Google lo hizo
El amperímetro de las buenas intenciones y la especulación se mueve de un lado al otro en esta ópera prima, Un camino a casa (2016), debut en el largometraje del australiano Garth Davis, quien vuelca la experiencia autobiográfica de Saroo Brierley, perdido a los cinco años en Calcuta y que tras 25 años de estadía es Tasmania, Australia, intentó reecontrarse con su pueblo y su familia biológica, gracias a las bondades de Google Earth.
A la Academia le seducen las historias inspiradoras, aquellas épicas del hombre común que resultan -en términos cinematográficos- espectaculares aventuras, atravesadas de una fuerte convicción y voluntad ante los obstáculos que se presentan y en la que cada peripecia deja -en cierto sentido- el embrión o la semilla del aprendizaje.

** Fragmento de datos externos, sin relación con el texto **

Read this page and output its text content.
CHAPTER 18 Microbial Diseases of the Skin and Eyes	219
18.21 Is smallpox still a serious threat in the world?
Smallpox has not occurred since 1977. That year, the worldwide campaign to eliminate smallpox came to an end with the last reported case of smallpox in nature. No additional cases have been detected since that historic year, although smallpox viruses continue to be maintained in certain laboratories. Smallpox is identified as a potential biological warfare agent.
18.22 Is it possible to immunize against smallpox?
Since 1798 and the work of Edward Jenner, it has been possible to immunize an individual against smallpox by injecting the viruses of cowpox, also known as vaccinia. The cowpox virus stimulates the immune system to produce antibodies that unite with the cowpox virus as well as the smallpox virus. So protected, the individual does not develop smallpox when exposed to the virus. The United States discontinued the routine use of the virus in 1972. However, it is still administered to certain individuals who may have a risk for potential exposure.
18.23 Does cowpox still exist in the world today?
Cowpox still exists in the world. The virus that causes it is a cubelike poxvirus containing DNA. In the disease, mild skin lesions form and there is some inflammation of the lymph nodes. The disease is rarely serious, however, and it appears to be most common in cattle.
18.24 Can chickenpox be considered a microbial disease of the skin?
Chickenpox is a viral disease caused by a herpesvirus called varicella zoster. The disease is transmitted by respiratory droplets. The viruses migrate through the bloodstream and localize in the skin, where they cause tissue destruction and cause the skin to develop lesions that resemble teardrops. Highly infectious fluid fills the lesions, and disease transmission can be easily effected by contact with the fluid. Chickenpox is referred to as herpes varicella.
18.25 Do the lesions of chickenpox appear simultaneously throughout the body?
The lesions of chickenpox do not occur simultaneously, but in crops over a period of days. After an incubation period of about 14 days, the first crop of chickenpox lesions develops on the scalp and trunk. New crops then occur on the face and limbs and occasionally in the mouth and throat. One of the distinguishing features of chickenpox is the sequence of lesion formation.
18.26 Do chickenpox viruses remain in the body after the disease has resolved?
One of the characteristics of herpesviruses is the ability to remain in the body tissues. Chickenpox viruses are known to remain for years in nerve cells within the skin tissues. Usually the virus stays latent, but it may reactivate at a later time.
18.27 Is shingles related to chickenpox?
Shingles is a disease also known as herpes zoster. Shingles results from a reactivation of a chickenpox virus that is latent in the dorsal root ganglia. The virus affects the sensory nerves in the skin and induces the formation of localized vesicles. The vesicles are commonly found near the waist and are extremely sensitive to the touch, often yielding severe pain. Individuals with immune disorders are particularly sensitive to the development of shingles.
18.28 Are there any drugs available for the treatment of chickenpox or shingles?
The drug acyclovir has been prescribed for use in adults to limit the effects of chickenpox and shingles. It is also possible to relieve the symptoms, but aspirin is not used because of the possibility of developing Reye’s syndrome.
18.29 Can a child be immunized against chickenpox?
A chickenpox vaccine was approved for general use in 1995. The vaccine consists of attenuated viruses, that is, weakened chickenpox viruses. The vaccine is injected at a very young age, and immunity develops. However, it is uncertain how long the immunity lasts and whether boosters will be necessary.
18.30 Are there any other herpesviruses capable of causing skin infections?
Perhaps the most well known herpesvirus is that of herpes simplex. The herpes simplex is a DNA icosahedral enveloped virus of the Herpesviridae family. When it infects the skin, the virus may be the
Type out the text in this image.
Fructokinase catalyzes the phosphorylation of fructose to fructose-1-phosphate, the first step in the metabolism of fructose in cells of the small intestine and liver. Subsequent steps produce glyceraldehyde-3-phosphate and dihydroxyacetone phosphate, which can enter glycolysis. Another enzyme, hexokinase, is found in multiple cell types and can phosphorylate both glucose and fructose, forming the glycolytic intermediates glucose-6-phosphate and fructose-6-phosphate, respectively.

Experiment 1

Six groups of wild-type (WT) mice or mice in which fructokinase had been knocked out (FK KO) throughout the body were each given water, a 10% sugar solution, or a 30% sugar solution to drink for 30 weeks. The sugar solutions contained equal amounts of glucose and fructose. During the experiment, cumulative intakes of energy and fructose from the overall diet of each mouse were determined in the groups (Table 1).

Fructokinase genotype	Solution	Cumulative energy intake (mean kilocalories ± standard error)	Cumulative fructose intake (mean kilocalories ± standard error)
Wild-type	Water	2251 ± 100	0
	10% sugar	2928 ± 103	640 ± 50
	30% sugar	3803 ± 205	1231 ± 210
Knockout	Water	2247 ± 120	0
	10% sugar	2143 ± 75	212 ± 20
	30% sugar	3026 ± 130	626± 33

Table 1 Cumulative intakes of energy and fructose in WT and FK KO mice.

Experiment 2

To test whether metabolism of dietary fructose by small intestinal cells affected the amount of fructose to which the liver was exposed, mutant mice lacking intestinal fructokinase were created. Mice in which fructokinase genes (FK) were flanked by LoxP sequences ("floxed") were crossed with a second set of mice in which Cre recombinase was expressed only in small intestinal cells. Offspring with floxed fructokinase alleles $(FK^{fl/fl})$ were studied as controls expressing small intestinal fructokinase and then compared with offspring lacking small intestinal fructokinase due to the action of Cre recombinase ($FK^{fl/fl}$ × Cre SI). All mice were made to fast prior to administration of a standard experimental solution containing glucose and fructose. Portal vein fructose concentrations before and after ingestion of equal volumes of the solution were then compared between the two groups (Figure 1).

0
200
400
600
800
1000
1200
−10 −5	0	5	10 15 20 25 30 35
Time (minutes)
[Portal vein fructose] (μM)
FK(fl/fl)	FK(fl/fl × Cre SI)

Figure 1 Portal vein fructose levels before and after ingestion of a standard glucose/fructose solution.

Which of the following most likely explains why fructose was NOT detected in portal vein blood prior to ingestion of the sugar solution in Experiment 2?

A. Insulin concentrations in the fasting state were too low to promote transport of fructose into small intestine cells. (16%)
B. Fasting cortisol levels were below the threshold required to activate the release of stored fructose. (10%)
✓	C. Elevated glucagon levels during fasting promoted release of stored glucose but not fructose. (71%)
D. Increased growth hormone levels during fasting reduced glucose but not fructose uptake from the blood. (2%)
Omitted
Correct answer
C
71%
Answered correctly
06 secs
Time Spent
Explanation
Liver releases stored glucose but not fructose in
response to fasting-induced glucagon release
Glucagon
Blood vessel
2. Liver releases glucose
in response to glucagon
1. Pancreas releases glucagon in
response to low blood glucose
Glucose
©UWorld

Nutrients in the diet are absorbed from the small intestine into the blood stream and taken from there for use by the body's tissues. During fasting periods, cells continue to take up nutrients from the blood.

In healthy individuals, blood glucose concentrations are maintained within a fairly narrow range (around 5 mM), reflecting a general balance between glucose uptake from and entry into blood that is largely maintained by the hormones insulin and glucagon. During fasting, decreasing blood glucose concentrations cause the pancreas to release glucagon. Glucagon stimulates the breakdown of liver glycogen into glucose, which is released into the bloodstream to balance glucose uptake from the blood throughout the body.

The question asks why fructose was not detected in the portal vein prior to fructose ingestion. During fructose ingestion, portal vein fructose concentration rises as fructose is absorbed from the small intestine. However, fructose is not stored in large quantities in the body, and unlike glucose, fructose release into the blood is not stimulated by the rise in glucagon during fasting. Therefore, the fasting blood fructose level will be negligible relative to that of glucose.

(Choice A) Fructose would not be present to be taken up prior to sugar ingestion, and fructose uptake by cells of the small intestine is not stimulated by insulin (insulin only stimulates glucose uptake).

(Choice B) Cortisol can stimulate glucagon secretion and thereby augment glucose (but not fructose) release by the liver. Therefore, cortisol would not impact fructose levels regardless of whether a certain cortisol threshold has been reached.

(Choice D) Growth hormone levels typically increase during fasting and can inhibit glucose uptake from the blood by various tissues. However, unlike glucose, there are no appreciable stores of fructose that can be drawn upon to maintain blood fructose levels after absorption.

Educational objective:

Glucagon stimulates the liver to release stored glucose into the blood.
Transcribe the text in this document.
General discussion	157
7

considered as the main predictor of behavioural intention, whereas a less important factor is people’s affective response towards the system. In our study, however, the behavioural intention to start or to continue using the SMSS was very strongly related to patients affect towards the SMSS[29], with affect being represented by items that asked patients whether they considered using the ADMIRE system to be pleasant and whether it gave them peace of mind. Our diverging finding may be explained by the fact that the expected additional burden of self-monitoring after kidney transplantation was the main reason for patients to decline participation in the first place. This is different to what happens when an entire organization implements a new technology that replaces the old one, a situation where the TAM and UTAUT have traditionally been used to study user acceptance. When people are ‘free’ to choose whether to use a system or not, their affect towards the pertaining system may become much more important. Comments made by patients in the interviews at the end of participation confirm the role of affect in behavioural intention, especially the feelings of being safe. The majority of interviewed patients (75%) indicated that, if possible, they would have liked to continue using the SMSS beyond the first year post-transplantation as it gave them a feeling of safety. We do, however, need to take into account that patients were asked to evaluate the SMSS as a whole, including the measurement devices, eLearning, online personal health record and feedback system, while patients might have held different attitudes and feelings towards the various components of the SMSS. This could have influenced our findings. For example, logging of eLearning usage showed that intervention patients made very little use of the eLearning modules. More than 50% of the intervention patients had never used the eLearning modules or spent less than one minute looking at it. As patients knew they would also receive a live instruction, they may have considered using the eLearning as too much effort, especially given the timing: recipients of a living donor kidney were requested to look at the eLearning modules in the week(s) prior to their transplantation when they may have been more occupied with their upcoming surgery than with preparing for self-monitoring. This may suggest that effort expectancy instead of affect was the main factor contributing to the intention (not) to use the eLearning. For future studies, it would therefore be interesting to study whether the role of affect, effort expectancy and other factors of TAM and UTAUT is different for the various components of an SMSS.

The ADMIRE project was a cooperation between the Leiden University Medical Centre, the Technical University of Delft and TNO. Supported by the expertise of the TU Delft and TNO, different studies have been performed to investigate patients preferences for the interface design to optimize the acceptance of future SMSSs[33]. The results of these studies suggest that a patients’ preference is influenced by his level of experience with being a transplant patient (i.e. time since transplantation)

Para resolver una historia de estas características todo se termina balanceando en la transformación -o no- del protagonista. Por eso, que este opus arranque con una fuerza propia y casi documental para dejar plasmada la terrible realidad de los niños indios, sometidos a todo tipo de peligro y desprotección por parte de un estado ausente y una oferta de depravación que hace de la miseria y la pobreza el caldo de cultivo ideal para los negocios de todo tipo, predispone al espectador a mirar siempre desde el punto de vista de esa víctima.
No hay especulación afortunadamente, ni recurso de efecto o golpe bajo, cuando la mirada desde la pequeña altura de un niño de cinco años (descubrimiento de Sunny Pawar) magnifica todo lo que lo rodea. Los adultos, las calles atestadas de gente y una variable tras otra marcan el derrotero de lo que podría denominarse un héroe sin estrategia.
Eso es lo que ocurre de antemano en la primera mitad de esta película: Saroo vive con su madre (Priyanka Bose), su hermano mayor Guddu (Abhishek Bharate) y su hermanita (Khushi Solanki) en un remoto y pequeño pueblo de la India. Recoge piedras para ayudar a su madre, roban carbón con Guddu para conseguir un sachet de leche y en cada segundo pierde su infancia.
Sin embargo, a ese panorama poco alentador se le suma otor peor: una noche, mientras su hermano mayor continuaba con la tarea de la subsistencia, se pierde en un tren vacío y aparece en Calcuta, a 1600 kilómetros de su casa.
El niño no conoce el dialecto que predomina en ese lugar y es por eso que la indiferencia de todas las personas que transitan por las calles o la estación de tren a donde fue a parar se acrecientan junto con su angustia. Transita a merced de todo tipo de peligro y sin entrar en detalles es protagonista de situaciones que lo ponen a riesgo permanente hasta que la posibilidad de ser adoptado por una familia australiana tuerce el destino de su propio derrotero, pero también lo aleja definitivamente de su regreso al hogar.
Hasta ahí, el relato consigue generar el clima emocional sin mover las clavijas de la exageración, pero se fragmenta cuando viaja hacia el presente, con un Saroo (Dev Patel) ya educado y funcional a una familia (Nicole Kidman y David Wenham) que no conoce su verdadero origen.
La necesidad de regresar, de recuperar esa historia es el motor de una nueva búsqueda, pero también de la contradicción que genera el quiebre en la identidad. El guion se encarga, a veces con mayores aciertos que otras, de generar esa mezcla de sentimientos encontrados entre el protagonista interpretado por el oscarizable Dev Patel y un entorno que vive esa transformación desde otro lugar. Por ejemplo, enfocado en su novia Lucy (Rooney Mara), quien tarda en comprender que la búsqueda es solitaria y no en compañía.
Del otro lado de la balanza, el peso dramático de ambas historias, la del Saroo a la deriva y la del Saroo a la intemperie de los sentimientos, dispuesto a volver, es distinto y en el caso de la segunda mitad ya no sorprende desde el punto de vista narrativo, porque los lugares comunes aparecen sin buscarlos. Si hay otra manera de contar esta historia, eso queda a libre interpretación de lo que pudo o no haber movilizado al realizador australiano desde la propia experiencia del verdadero Saroo.
No obstante y sin pretender ahondar en otro tipo de planteos sobre la despersonalización o las consecuencias de las adopciones sustitutas con fines de dudosa beneficencia -que sin lugar a dudas sería el objeto de otro tipo de película- lo que aquí se rescata es la aventura y la apuesta a lo humano por encima de la deshumanización constante del mundo moderno, en un retrato descarnado de una realidad que para occidente siempre llega fragmentada, ya sea por esa impronta de cine for export que busca resaltar las bellezas de lo exótico o por esos retratos que hacen del miserabilismo una estética en sí misma.
Un camino a casa (2016) se encuentra, valga la redundancia, a medio camino.